The Securities and Exchange Commission just hit an Iowa financial firm for poor cybersecurity, giving us another example of the policies and procedures firms should be implementing if they want to stay on the right side of this risk.
The firm, Voya Financial Advisors, agreed to pay a $1 million penalty (without admitting any wrongdoing, naturally). The SEC had charged VFA with violating the Safeguards Rule and the Identity Theft Red Flags Rule, which are designed to protect confidential customer information and protect customers from the risk of identity theft. This is the first SEC enforcement action charging violations of the Identity Theft Red Flags Rule.
What happened? According to the SEC complaint, VFA used an online portal to let independent sales reps access customer data. The portal itself was maintained by VFA’s parent, Voya Financial; the sales reps were independent contractors rather than VFA employees.
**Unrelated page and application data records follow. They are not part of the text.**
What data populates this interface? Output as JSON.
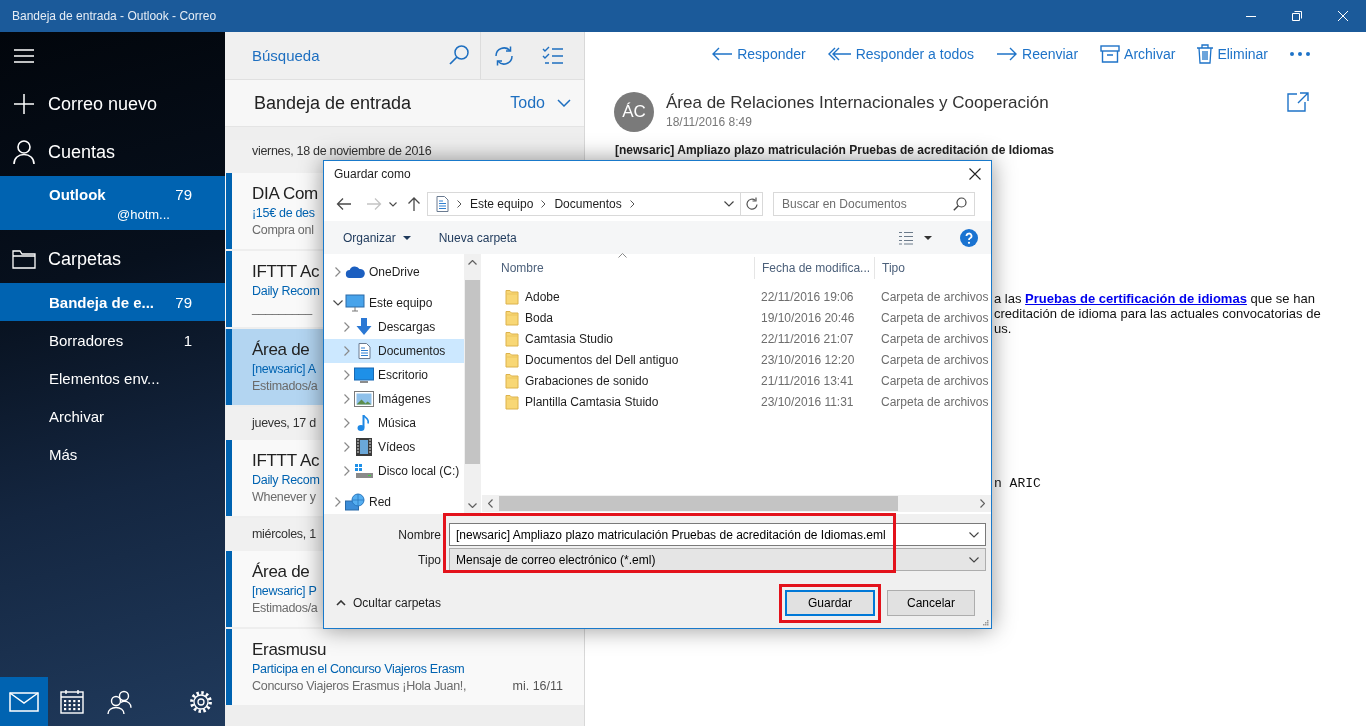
{
  "window": {
    "title": "Bandeja de entrada - Outlook - Correo"
  },
  "sidebar": {
    "new_mail": "Correo nuevo",
    "accounts_label": "Cuentas",
    "accounts": [
      {
        "name": "Outlook",
        "count": "79",
        "address": "@hotm...",
        "selected": true
      }
    ],
    "folders_label": "Carpetas",
    "folders": [
      {
        "name": "Bandeja de e...",
        "count": "79",
        "selected": true
      },
      {
        "name": "Borradores",
        "count": "1",
        "selected": false
      },
      {
        "name": "Elementos env...",
        "selected": false
      },
      {
        "name": "Archivar",
        "selected": false
      },
      {
        "name": "Más",
        "selected": false
      }
    ],
    "bottom_nav": [
      {
        "kind": "mail",
        "selected": true
      },
      {
        "kind": "calendar",
        "selected": false
      },
      {
        "kind": "people",
        "selected": false
      },
      {
        "kind": "settings",
        "selected": false
      }
    ]
  },
  "message_list": {
    "search": {
      "placeholder": "Búsqueda"
    },
    "folder_title": "Bandeja de entrada",
    "filter": "Todo",
    "groups": [
      {
        "date": "viernes, 18 de noviembre de 2016",
        "messages": [
          {
            "sender": "DIA Com",
            "subject": "¡15€ de des",
            "preview": "Compra onl",
            "unread": true,
            "selected": false
          },
          {
            "sender": "IFTTT Ac",
            "subject": "Daily Recom",
            "preview": "_________",
            "unread": true,
            "selected": false
          },
          {
            "sender": "Área de",
            "subject": "[newsaric] A",
            "preview": "Estimados/a",
            "unread": true,
            "selected": true
          }
        ]
      },
      {
        "date": "jueves, 17 d",
        "messages": [
          {
            "sender": "IFTTT Ac",
            "subject": "Daily Recom",
            "preview": "Whenever y",
            "unread": true,
            "selected": false
          }
        ]
      },
      {
        "date": "miércoles, 1",
        "messages": [
          {
            "sender": "Área de",
            "subject": "[newsaric] P",
            "preview": "Estimados/a",
            "unread": true,
            "selected": false
          },
          {
            "sender": "Erasmusu",
            "subject": "Participa en el Concurso Viajeros Erasm",
            "preview": "Concurso Viajeros Erasmus ¡Hola Juan!,",
            "date": "mi. 16/11",
            "unread": true,
            "selected": false
          }
        ]
      }
    ]
  },
  "reading_pane": {
    "actions": [
      {
        "kind": "reply",
        "label": "Responder"
      },
      {
        "kind": "reply_all",
        "label": "Responder a todos"
      },
      {
        "kind": "forward",
        "label": "Reenviar"
      },
      {
        "kind": "archive",
        "label": "Archivar"
      },
      {
        "kind": "delete",
        "label": "Eliminar"
      },
      {
        "kind": "more"
      }
    ],
    "sender_initials": "ÁC",
    "sender": "Área de Relaciones Internacionales y Cooperación",
    "date": "18/11/2016 8:49",
    "subject": "[newsaric] Ampliazo plazo matriculación Pruebas de acreditación de Idiomas",
    "body_lines": [
      {
        "text": "a las",
        "link": "Pruebas de certificación de idiomas",
        "after": "que se han"
      },
      {
        "text": "creditación de idioma para las actuales convocatorias de"
      },
      {
        "text": "us."
      }
    ],
    "signature_fragment": "n ARIC"
  },
  "save_dialog": {
    "title": "Guardar como",
    "nav_buttons": [
      {
        "kind": "back",
        "disabled": false
      },
      {
        "kind": "forward",
        "disabled": true
      },
      {
        "kind": "recent",
        "disabled": false
      },
      {
        "kind": "up",
        "disabled": false
      }
    ],
    "breadcrumb": [
      "Este equipo",
      "Documentos"
    ],
    "search": {
      "placeholder": "Buscar en Documentos"
    },
    "organize": "Organizar",
    "new_folder": "Nueva carpeta",
    "tree": [
      {
        "label": "OneDrive",
        "kind": "cloud",
        "expanded": false,
        "selected": false
      },
      {
        "label": "Este equipo",
        "kind": "computer",
        "expanded": true,
        "selected": false,
        "children": [
          {
            "label": "Descargas",
            "kind": "downloads",
            "expanded": false,
            "selected": false
          },
          {
            "label": "Documentos",
            "kind": "documents",
            "expanded": false,
            "selected": true
          },
          {
            "label": "Escritorio",
            "kind": "desktop",
            "expanded": false,
            "selected": false
          },
          {
            "label": "Imágenes",
            "kind": "pictures",
            "expanded": false,
            "selected": false
          },
          {
            "label": "Música",
            "kind": "music",
            "expanded": false,
            "selected": false
          },
          {
            "label": "Vídeos",
            "kind": "videos",
            "expanded": false,
            "selected": false
          },
          {
            "label": "Disco local (C:)",
            "kind": "drive",
            "expanded": false,
            "selected": false
          }
        ]
      },
      {
        "label": "Red",
        "kind": "network",
        "expanded": false,
        "selected": false
      }
    ],
    "columns": [
      {
        "label": "Nombre",
        "sorted": true
      },
      {
        "label": "Fecha de modifica...",
        "sorted": false
      },
      {
        "label": "Tipo",
        "sorted": false
      }
    ],
    "files": [
      {
        "name": "Adobe",
        "modified": "22/11/2016 19:06",
        "type": "Carpeta de archivos"
      },
      {
        "name": "Boda",
        "modified": "19/10/2016 20:46",
        "type": "Carpeta de archivos"
      },
      {
        "name": "Camtasia Studio",
        "modified": "22/11/2016 21:07",
        "type": "Carpeta de archivos"
      },
      {
        "name": "Documentos del Dell antiguo",
        "modified": "23/10/2016 12:20",
        "type": "Carpeta de archivos"
      },
      {
        "name": "Grabaciones de sonido",
        "modified": "21/11/2016 13:41",
        "type": "Carpeta de archivos"
      },
      {
        "name": "Plantilla Camtasia Stuido",
        "modified": "23/10/2016 11:31",
        "type": "Carpeta de archivos"
      }
    ],
    "file_name": {
      "label": "Nombre",
      "value": "[newsaric] Ampliazo plazo matriculación Pruebas de acreditación de Idiomas.eml"
    },
    "file_type": {
      "label": "Tipo",
      "value": "Mensaje de correo electrónico (*.eml)"
    },
    "fields_highlighted": true,
    "hide_folders": "Ocultar carpetas",
    "buttons": [
      {
        "kind": "save",
        "label": "Guardar",
        "default": true,
        "highlighted": true
      },
      {
        "kind": "cancel",
        "label": "Cancelar",
        "default": false,
        "highlighted": false
      }
    ]
  }
}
VFA ran that system from 2013 to 2017. For six days in April 2016, hackers called VFA’s support line three times pretending to be contracted sales reps, and duped VFA into resetting the contractors’ passwords. Once the hackers had those reset passwords, they logged into VFA’s systems and absconded with the personal data of 5,600 VFA customers. The hackers also used the customer data to create new customer profiles and steal sensitive documents from three individuals.
It gets worse. After the first bogus phone call to reset contractors’ passwords, the legitimate contractor called VFA to warn the firm that he hadn’t requested a password reset. VFA tried to address that incident, but employees still fell for the second and third bogus calls. And two of the three calls came from phone numbers VFA had previously flagged a suspicious.
Where the Violation Happened
The Safeguards Rule requires broker-dealers and registered investment advisers to have written policies and procedures to protect customer records and information. What those policies and procedures must accomplish is worth quoting directly from the SEC, with emphasis added by me:
Those policies and procedures must be reasonably designed to: (1) insure the security and confidentiality of customer records and information; (2) protect against any anticipated threats or hazards to the security or integrity of customer records and information; and (3) protect against unauthorized access to or use of customer records or information that could result in substantial harm or inconvenience to any customer.
VFA had already encountered this particular scam previously, including the same questionable phone numbers. So what might have been a reasonably designed policy then, at the time of the prior attack, would no longer be a reasonably designed policy now, during a second attack.
The Identity Theft Red Flags Rule says a company’s cybersecurity policies and procedures should be “updated periodically to reflect changes in risks to customers from identity theft.” VFA did adopt an Identity Theft Program in 2009, but hadn’t updated it since then — including through the hackers’ attempts to steal data.
This is an important point. The cybersecurity risk itself had not changed: hackers, posing as contractors, calling the service line looking to reset passwords. But VFA’s awareness of the risk had changed, so VFA could have revised its policies and procedures to make them better designed for the risk VFA knew it had. That’s what VFA failed to do.
This enforcement action underlines the importance of regular risk assessments — ones that incorporate any new understanding of a risk that you’ve gained, to assure that your control design stays current with the threat. That’s what the Safeguard and Identity Theft rules require.
‘Reasonable’ Cybersecurity Procedures
How much better designed should controls be? What is “reasonable” improvement to control design as your understanding of a risk evolves? That depends on each firm’s circumstances.
One example: a firm could require its sales reps to use two-factor authentication for password resets. “Thank you for calling. We’re going to text a four-digit code to the cell phone we have on record for you. Read that code back to us before we send you a reset email.” That sort of thing. (As we’ve noted previously, two-factor authentication is an important security feature companies aren’t using nearly enough.)
While VFA did use two-factor authentication for employees, it did not use TFA for contractors who were calling to reset passwords. Which brings us to another dimension this case calls out: the challenge of third-party oversight and responsibility in modern corporate enterprises.
This enforcement action underlines the importance of regular risk assessments — ones that incorporate any new understanding of a risk that you’ve gained, to assure that your control design stays current with the threat.
For example, the sales reps were independent contractors who accessed VFA data remotely, but VFA had no controls to terminate those sessions if, say, the contractor had been inactive for 15 minutes. Then again, Voya Financial maintained the online portal itself, so VFA had no cybersecurity team of its own who could argue for stronger policies more forcefully. To a certain extent, VFA was caught in between two other third parties, rather than part of one larger organization that might have perceived and addressed cybersecurity more holistically.
And some of this predicament clearly was VFA’s own fault, because its written policies and procedures weren’t complete. For example, VFA kept a list of questionable phone numbers connected to hackers (good), and employees referred to that list regularly (better), but VFA had no written policy that employees should use that list (bad).
SEC chairman Jay Clayton often says cybersecurity is one of his top priorities — and while he doesn’t see much sense in imposing monetary penalties simply because a breach happens, he is open to penalties for firms that don’t stay current with their risks.
“Stay current” means understanding your regulatory requirements, and reassessing your controls based upon new cybersecurity risk information. That didn’t happen at VFA, so here we are.